For the past 30-plus years, I've listened to hundreds and hundreds of people share their stories with me, often at very difficult points in their lives; witnessed the very best and worst of the human condition; labored over long feature stories and beat tight deadlines for news; and worked for months on difficult investigative pieces—stories that had to be told and kept me up late at night worrying that I'd done everything I could to get it right.
I've loved every second of it. Even when it was really hard, or painful, or exhausting. I wouldn't trade it for anything.
I've seen the beauty of our world and its ugliness. I've met so many remarkable people all over the country, including my colleagues in the news industry—wise-cracking romantics posing as cynics.
As my childhood friends in Canberra, Australia, will tell you, I've always loved writing. At the wonderful Centenary College of Louisiana, in Shreveport, I was editor of the newspaper and dreamed of a career as journalist. Unsure of how to make that happen, I impulsively headed to Vanderbilt University Law School.
Loved law school—hated practicing law. After a year with a big corporate firm in Austin, Texas—a city I chose for its music and progressive politics—I quit. I didn't have a job but hoped to talk some newspaper somewhere into hiring me.
I got very lucky. The Register, a spectacular and storied alt-paper on Cape Cod, gave me a shot—and I've never looked back. My editors there—I mean you, Dan and Dana—were tremendous and exacting journalists who taught us old-school, feet-on-the-ground reporting, and helped us wrestle with thorny issues of journalism ethics.
Since that auspicious beginning, I've been a staff reporter or editor at a number of publications. I've also written for a long list of magazines and newspapers including the Boston Globe, Boston Globe Magazine, Boston Magazine, Harvard Law Bulletin, Harvard Ed.

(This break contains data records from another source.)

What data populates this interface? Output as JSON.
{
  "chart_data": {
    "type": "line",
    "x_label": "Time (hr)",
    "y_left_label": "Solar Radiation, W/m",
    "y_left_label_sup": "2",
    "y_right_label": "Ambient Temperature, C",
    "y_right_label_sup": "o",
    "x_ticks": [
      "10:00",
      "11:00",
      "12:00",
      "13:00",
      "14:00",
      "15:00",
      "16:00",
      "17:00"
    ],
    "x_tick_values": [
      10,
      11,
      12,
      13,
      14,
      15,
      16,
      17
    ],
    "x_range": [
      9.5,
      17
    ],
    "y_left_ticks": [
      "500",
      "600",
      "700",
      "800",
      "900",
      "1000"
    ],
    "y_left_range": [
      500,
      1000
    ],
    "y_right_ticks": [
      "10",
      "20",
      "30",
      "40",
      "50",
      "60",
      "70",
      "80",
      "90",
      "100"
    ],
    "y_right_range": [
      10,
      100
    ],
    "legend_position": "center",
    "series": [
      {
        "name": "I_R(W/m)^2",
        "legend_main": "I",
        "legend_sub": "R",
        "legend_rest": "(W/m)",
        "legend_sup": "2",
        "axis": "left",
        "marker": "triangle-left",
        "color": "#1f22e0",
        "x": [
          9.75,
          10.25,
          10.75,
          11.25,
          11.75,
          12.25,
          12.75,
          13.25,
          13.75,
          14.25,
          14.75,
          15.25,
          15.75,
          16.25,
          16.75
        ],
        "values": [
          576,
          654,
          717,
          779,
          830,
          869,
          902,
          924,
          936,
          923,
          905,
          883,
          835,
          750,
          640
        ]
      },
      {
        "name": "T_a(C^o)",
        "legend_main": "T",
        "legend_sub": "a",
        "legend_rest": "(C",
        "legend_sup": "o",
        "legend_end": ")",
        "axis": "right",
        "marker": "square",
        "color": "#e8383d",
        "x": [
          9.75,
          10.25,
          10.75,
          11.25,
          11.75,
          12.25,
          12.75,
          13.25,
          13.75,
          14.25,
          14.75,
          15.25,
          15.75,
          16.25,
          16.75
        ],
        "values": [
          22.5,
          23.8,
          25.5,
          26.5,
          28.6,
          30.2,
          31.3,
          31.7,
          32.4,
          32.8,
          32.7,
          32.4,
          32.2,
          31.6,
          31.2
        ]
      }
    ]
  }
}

Magazine, Northeastern Law Magazine, and many more.
I've taught media law to law students and to practicing lawyers, with a focus on the Pentagon Papers case and other landmark decisions upholding the importance of a free press. I've taught non-fiction writing and "The Art of the Interview" at Grub Street, Boston's phenomenal writing center and community, and investigative interviewing skills to criminal defense lawyers and investigators at the Committee for Public Counsel Services, the public defender agency for the Commonwealth of Massachusetts.

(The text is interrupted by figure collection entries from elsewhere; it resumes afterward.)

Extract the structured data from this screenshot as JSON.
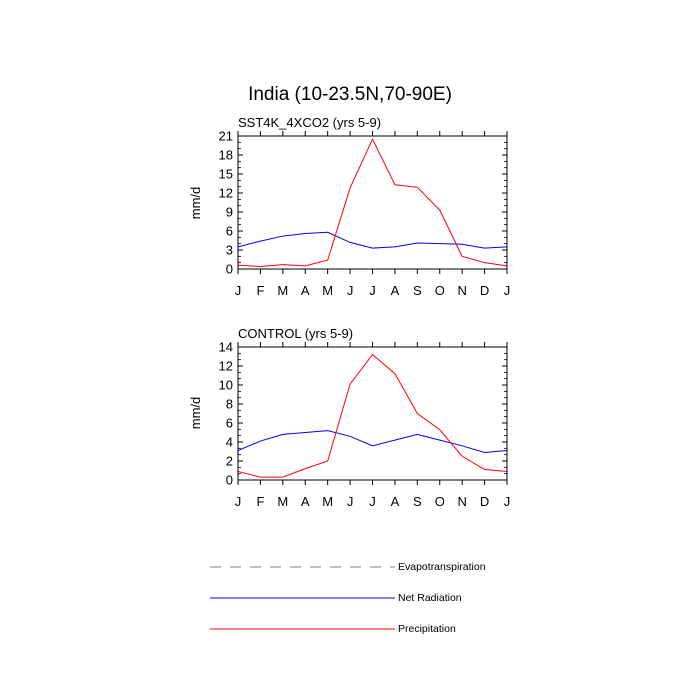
{
  "figure": {
    "title": "India (10-23.5N,70-90E)"
  },
  "colors": {
    "evapotranspiration": "#808080",
    "net_radiation": "#0000ff",
    "precipitation": "#ff0000"
  },
  "chart_data": [
    {
      "type": "line",
      "title": "SST4K_4XCO2 (yrs 5-9)",
      "xlabel": "",
      "ylabel": "mm/d",
      "categories": [
        "J",
        "F",
        "M",
        "A",
        "M",
        "J",
        "J",
        "A",
        "S",
        "O",
        "N",
        "D",
        "J"
      ],
      "ylim": [
        0,
        21
      ],
      "yticks": [
        0,
        3,
        6,
        9,
        12,
        15,
        18,
        21
      ],
      "series": [
        {
          "name": "Net Radiation",
          "color": "#0000ff",
          "values": [
            3.5,
            4.4,
            5.2,
            5.6,
            5.8,
            4.2,
            3.3,
            3.5,
            4.1,
            4.0,
            3.9,
            3.3,
            3.5
          ]
        },
        {
          "name": "Precipitation",
          "color": "#ff0000",
          "values": [
            0.6,
            0.4,
            0.7,
            0.5,
            1.4,
            12.8,
            20.5,
            13.3,
            12.9,
            9.3,
            2.0,
            1.0,
            0.5
          ]
        }
      ]
    },
    {
      "type": "line",
      "title": "CONTROL (yrs 5-9)",
      "xlabel": "",
      "ylabel": "mm/d",
      "categories": [
        "J",
        "F",
        "M",
        "A",
        "M",
        "J",
        "J",
        "A",
        "S",
        "O",
        "N",
        "D",
        "J"
      ],
      "ylim": [
        0,
        14
      ],
      "yticks": [
        0,
        2,
        4,
        6,
        8,
        10,
        12,
        14
      ],
      "series": [
        {
          "name": "Net Radiation",
          "color": "#0000ff",
          "values": [
            3.1,
            4.1,
            4.8,
            5.0,
            5.2,
            4.6,
            3.6,
            4.2,
            4.8,
            4.2,
            3.6,
            2.9,
            3.1
          ]
        },
        {
          "name": "Precipitation",
          "color": "#ff0000",
          "values": [
            0.9,
            0.3,
            0.3,
            1.2,
            2.0,
            10.1,
            13.2,
            11.2,
            7.0,
            5.3,
            2.5,
            1.1,
            0.9
          ]
        }
      ]
    }
  ],
  "legend": {
    "items": [
      {
        "label": "Evapotranspiration",
        "color": "#808080",
        "style": "dashed"
      },
      {
        "label": "Net Radiation",
        "color": "#0000ff",
        "style": "solid"
      },
      {
        "label": "Precipitation",
        "color": "#ff0000",
        "style": "solid"
      }
    ]
  }
}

For eight years at Harvard Law School, I was director of student journals and then Communications Director for the Clinical and Pro Bono Programs, where I had the privilege of working with inspiring students and faculty who gave free or low-cost legal services to thousands of people in need.
I've co-written two books, including, with the magnificent Barbara K. Lipska, The Neuroscientist Who Lost Her Mind: My Tale of Madness and Recovery, about Barbara's remarkable journey into and back out of mental illness. It's been an exceptionally rewarding experience to help Barbara share her incredible story. It's our hope that the book will expand our compassion for, and understanding of, people who suffer from mental illness.
After many happy years in Boston, I now live in Portland, Oregon, with my husband Jack. I'm a senior editor at UU World, where my writing focuses on social justice issues and where I work with people deeply devoted to making our world a more just and loving place for everyone.
In addition to spending time with my family and friends, I love yoga, walking all over the city, and surfing whenever I can. And writing.